The inputs are randomly generated from N(− 0.5, 0.2), including 600 training data and 400 testing data whose means and variances are − 0.5 and 0.2. The maximum times of random configuration Tmax and the scope are set to 10 and {10:5:50}, respectively. Moreover, the parameter σ equals to 1e−8 for OSCN. In order to explore more differences among the three algorithms, the number of hidden nodes is setup for 4, 6 and 8, respectively. In the case of convergence of the entire model, results of training two outputs are shown in Table 2.

Table 2 Performance comparison of different number of hidden nodes

Comparisons are carried out from the perspective of AVE and DEV of the training RMSE on condition that all algorithms can achieve the same nodes. The convergent rate of OSCN, which outperforms SCN and IRVFLN, in each phase is apparent, especially in later phase of y2. The appearances indicate that the added nodes of OSCN are more conducive to residual error decline. Moreover, the estimation variance (VAR) information of each data (x1, x2) within 50 trials on y1 and y2 is given in Figs. 4, 5, 6, where the corresponding variance of each data is shown in the contour distribution. It can be clearly seen from Figs. 4, 5, 6, the variance distributions of SCN and IRVFLN are larger than those of OSCN. These experimental results, as displayed in Table 2 and Figs. 4, 5, 6, confirm that OSCN has the faster convergence rate and stronger stationary in training DEV and estimation VAR of each data for this numerical example compared with SCN and IRVFLN.

Fig. 4
figure 4

Estimation variance using different learning models with 4 nodes on each data (x1, x2)

Fig. 5
figure 5

Estimation variance using different learning models with 6 nodes on each data (x1, x2)

Fig. 6
figure 6

Estimation variance using different learning models with 8 nodes on each data (x1, x2)

Finally, we illustrate the efficiency and feasibility of OSCN through more complex real-world regression cases. Employing ten real-world regression problems is to achieve the goal of performance evaluation. Meanwhile, the relevant information of real-world regression cases is displayed in Table 3. Table 4 shows detailed parameter settings including their expected training error tolerances ε of RMSE. In addition, the parameter σ equals to 1e−6 for OSCN.

Table 3 Specification of real-world regression cases
Table 4 Parameter settings of real-world regression cases

Comparisons among OSCN, SCN, IRVFLN, corresponding to the number of hidden nodes and the AVE and DEV of training RMSE in which the predetermined error tolerance for each datasets is given, are drawn, as displayed in Table 5. It worth mentioning that, with the same expected error, OSCN requires fewer network nodes than both IRVFLN and SCN in all real-world cases, even though SCN has the capability to achieve a relatively compact network through its supervisory mechanism.

Table 5 Performance comparisons of training RMSE

Combining Table 6 with Table 5, we can see that OSCN and SCN have better approximate property than IRVFLN obviously under most circumstances.
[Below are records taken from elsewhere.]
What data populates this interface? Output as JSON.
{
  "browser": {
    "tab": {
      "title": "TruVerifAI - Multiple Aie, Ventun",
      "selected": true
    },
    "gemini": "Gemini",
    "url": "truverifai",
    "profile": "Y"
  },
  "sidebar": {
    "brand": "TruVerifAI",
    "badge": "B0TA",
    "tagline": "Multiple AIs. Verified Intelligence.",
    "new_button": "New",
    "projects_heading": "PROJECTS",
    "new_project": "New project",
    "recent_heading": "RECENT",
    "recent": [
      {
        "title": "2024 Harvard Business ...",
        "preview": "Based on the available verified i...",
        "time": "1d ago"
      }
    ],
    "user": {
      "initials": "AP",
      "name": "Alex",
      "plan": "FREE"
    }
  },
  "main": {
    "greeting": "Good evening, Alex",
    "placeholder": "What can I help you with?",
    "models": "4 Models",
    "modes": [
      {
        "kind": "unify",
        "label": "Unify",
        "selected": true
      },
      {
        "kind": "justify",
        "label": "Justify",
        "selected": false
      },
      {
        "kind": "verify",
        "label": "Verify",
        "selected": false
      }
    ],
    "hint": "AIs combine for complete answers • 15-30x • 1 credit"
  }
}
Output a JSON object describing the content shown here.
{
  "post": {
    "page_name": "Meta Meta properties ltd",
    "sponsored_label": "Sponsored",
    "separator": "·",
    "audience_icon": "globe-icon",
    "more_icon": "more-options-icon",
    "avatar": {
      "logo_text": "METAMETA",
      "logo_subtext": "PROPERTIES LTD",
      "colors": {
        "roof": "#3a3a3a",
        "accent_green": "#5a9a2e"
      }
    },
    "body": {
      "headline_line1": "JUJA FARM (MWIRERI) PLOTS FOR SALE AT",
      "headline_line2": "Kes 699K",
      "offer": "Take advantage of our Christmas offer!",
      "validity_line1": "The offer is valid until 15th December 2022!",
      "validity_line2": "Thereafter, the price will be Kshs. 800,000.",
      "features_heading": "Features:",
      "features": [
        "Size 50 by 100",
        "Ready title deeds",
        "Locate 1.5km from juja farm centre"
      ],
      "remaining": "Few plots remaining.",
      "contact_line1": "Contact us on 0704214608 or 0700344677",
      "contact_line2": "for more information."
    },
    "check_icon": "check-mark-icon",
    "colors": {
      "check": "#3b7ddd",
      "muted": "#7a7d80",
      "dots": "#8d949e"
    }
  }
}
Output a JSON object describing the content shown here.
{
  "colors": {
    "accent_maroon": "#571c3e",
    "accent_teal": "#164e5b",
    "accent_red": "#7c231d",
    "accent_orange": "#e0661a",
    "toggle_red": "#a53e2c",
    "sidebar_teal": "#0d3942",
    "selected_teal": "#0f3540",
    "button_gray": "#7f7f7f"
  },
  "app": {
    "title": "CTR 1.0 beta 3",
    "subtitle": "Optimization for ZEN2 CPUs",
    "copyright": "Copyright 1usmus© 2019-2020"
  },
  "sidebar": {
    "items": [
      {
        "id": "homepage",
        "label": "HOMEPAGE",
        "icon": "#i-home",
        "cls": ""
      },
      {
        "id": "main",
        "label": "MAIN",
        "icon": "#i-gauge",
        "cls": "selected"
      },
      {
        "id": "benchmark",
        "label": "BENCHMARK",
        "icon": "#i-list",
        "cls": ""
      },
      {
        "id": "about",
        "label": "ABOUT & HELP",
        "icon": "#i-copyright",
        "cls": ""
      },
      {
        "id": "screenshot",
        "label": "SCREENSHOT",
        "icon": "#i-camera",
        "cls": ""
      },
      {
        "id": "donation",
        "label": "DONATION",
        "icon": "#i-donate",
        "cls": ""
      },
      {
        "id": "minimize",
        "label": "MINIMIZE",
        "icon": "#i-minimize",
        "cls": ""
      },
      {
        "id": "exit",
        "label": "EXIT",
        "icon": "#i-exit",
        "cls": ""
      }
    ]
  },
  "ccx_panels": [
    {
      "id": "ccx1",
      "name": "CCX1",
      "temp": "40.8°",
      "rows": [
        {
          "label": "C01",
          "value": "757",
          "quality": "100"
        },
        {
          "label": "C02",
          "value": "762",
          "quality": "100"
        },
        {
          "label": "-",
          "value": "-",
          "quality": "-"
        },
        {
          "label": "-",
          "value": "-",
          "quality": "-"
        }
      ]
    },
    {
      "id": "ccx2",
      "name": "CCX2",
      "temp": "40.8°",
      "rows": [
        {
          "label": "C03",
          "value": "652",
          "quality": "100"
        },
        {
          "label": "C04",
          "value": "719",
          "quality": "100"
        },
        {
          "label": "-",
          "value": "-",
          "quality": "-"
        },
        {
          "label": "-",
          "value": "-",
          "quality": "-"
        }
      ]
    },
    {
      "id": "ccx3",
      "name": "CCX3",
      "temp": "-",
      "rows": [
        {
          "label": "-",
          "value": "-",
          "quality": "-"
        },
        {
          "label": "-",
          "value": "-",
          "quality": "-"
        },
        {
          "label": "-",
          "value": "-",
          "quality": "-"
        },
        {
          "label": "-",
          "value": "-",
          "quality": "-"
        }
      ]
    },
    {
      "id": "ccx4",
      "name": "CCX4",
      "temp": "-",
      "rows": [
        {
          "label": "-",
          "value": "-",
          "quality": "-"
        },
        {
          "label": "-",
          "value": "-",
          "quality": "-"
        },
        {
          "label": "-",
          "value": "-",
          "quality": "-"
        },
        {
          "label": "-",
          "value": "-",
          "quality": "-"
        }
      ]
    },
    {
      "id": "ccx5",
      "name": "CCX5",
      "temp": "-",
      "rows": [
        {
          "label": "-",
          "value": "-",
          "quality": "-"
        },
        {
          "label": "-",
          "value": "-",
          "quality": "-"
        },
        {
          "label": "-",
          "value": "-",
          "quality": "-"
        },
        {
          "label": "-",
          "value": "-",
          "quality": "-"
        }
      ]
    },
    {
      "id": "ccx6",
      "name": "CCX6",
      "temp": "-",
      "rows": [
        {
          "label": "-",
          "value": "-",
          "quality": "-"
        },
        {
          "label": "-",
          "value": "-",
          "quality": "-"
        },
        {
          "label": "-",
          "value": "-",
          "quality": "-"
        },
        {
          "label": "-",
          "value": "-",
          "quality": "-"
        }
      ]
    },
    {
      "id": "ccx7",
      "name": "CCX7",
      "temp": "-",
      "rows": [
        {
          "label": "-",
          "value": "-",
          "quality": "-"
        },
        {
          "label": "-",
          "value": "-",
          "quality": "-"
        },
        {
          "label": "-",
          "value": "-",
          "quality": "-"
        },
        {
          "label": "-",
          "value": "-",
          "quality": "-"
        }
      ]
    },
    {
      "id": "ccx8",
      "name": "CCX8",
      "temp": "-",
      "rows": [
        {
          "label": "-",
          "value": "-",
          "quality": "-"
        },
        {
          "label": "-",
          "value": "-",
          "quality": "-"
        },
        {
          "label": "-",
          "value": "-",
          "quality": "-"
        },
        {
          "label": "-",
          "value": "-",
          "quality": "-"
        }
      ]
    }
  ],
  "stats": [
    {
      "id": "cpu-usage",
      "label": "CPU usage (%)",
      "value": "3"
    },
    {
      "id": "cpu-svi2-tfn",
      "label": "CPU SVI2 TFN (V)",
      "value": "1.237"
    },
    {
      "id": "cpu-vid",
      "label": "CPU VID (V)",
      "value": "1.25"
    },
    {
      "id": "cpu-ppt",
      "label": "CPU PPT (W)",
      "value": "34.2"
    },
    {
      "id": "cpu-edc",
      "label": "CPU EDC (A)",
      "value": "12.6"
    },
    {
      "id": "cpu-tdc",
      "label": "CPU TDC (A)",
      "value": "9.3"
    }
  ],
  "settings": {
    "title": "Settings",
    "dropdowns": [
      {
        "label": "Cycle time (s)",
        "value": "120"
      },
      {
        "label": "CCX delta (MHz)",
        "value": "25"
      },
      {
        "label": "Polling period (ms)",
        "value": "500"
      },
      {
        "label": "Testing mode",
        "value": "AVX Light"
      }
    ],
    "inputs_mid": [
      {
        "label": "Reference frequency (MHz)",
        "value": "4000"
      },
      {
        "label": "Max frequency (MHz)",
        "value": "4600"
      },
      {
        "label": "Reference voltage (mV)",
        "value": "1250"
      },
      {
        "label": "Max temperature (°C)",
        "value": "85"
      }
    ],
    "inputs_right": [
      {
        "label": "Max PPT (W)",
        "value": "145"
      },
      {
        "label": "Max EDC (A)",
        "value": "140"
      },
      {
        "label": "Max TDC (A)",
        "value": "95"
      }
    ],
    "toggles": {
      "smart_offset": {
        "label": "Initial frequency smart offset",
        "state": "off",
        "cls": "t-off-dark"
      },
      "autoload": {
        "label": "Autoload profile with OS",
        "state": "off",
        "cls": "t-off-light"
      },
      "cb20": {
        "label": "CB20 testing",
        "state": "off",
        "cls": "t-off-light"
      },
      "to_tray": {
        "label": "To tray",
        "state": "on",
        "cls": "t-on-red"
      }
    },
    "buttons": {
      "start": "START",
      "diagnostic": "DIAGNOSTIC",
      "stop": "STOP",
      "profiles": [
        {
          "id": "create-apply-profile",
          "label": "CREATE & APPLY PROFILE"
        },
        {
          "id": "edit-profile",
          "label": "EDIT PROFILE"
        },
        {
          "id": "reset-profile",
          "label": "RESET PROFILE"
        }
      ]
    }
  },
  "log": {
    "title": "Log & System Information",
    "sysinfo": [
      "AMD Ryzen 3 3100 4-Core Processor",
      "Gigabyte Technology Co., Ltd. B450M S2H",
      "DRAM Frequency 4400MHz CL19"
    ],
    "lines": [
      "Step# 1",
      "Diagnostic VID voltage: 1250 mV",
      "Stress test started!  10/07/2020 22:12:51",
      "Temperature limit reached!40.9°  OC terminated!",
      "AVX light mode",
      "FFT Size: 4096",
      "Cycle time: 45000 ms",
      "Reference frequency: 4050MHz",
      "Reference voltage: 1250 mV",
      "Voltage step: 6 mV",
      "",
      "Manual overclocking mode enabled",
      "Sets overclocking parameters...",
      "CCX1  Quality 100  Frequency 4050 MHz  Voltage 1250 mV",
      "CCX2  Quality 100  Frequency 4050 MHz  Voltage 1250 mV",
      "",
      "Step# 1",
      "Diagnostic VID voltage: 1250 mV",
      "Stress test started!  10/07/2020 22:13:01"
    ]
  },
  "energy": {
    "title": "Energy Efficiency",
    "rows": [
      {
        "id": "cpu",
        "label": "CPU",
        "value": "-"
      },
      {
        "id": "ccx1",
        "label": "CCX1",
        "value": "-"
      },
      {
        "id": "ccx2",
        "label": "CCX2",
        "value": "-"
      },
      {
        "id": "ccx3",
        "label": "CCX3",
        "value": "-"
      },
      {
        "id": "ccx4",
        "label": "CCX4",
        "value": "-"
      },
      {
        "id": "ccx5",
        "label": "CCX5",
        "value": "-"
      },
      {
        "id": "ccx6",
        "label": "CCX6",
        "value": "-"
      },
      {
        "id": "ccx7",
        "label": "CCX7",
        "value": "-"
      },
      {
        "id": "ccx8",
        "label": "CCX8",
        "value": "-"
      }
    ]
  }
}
IRVFLN basically cannot reach our expect error under the specified Lmax. OSCN is better at prediction performance and more compact than SCN under the similar AVE of training RMSE. Furthermore, OSCN exhibits exceptional advantages in the case of the overall testing RMSE, compared to SCN, especially in complex real-world situations such as Concrete and Compactiv, which indicates that OSCN may perform more favorably when it comes to complex datasets. The performance of OSCN on Forestfire data, however, is inferior to IRVFLN, but better than SCN.

Table 6 Performance comparisons of testing RMSE

4.2 Real-world classification cases

In this second part, the classification performance of the proposed algorithm is validated in comparison to SCN and IRVFLN when it comes to the same number of hidden nodes. Ten selected datasets, which stem from real-world multiclass classification problems, are to make comparisons on training and testing accuracy. The relevant descriptions about them can be found in Table 7. Furthermore, the parameter settings of algorithms are shown in Table 8. Table 9 gives the results of comparison in the AVE and DEV of training and testing accuracy.

Table 7 Specification of real-world classification case
Table 8 Parameter settings of real-world classification cases
Table 9 The results of comparison of training and testing accuracy

In general, the effect of the classification experiments is not as obvious as that of the regression experiments. But, as found in Table 9, OSCN is still much excellent in training accuracy and testing accuracy on the whole than both SCN and IRVFLN on condition that nodes is kept identical. As far as the Pima dataset is concerned, IRVFLN is significantly more stable than other two algorithms, but its accuracy is much lower than SCN and OSCN. Generally speaking, one has a preference for the expected accuracy than the most stable results with poor performance on expecting, thus OSCN and SCN are the better choices.

5 Complexity analysis

In this section, we analyze the computation complexity of OSCN, SCN, IRVFLN algorithms in detail. Suppose that the number of training instance is N, the dimension of each training instance is n, the number of class labels is m and the number of hidden nodes is L. we can obtain that the size of H is \(L \times N\) and the size of T is \(m \times N\). These three algorithms present significant differences in terms of time consumption as they solve the output weights. OSCN requires the computation complexity of \(O\left( {L^{3} + mNL^{2} } \right)\). While the computation complexity of SCN, in general, will be approximately \(O\left( {L^{3} + mNL} \right)\). Therefore, it is not difficult to calculate the computation complexity of IRVFLN, which is \(O(mN)\).

6 Conclusion

This paper proposes an advanced learning approach for SCNs with orthogonalization technology. The proposed orthogonal SCN (OSCN) can avoid generating redundant nodes to reduce the complexity of network and enhance the convergence performance. Concretely, OSCN makes the candidate nodes orthogonal to the existing nodes, and abandons poor candidates according to a criterion of node quality. Then, an orthogonal form of supervisory mechanism is established to guarantee the universal approximation property. Under the framework of OSCN, the global optimal parameters can be determined analytically by employing an incremental updating scheme, which is reported in detail in this paper. Theories and experimental results illustrate that OSCN performs better performance on reducing the number of convergence iterations, improving stability, as well as approximation and estimation capacities. The future work will explore the proposed approach in combination with block increments to further reduce the number of iterations while improving modeling efficiency.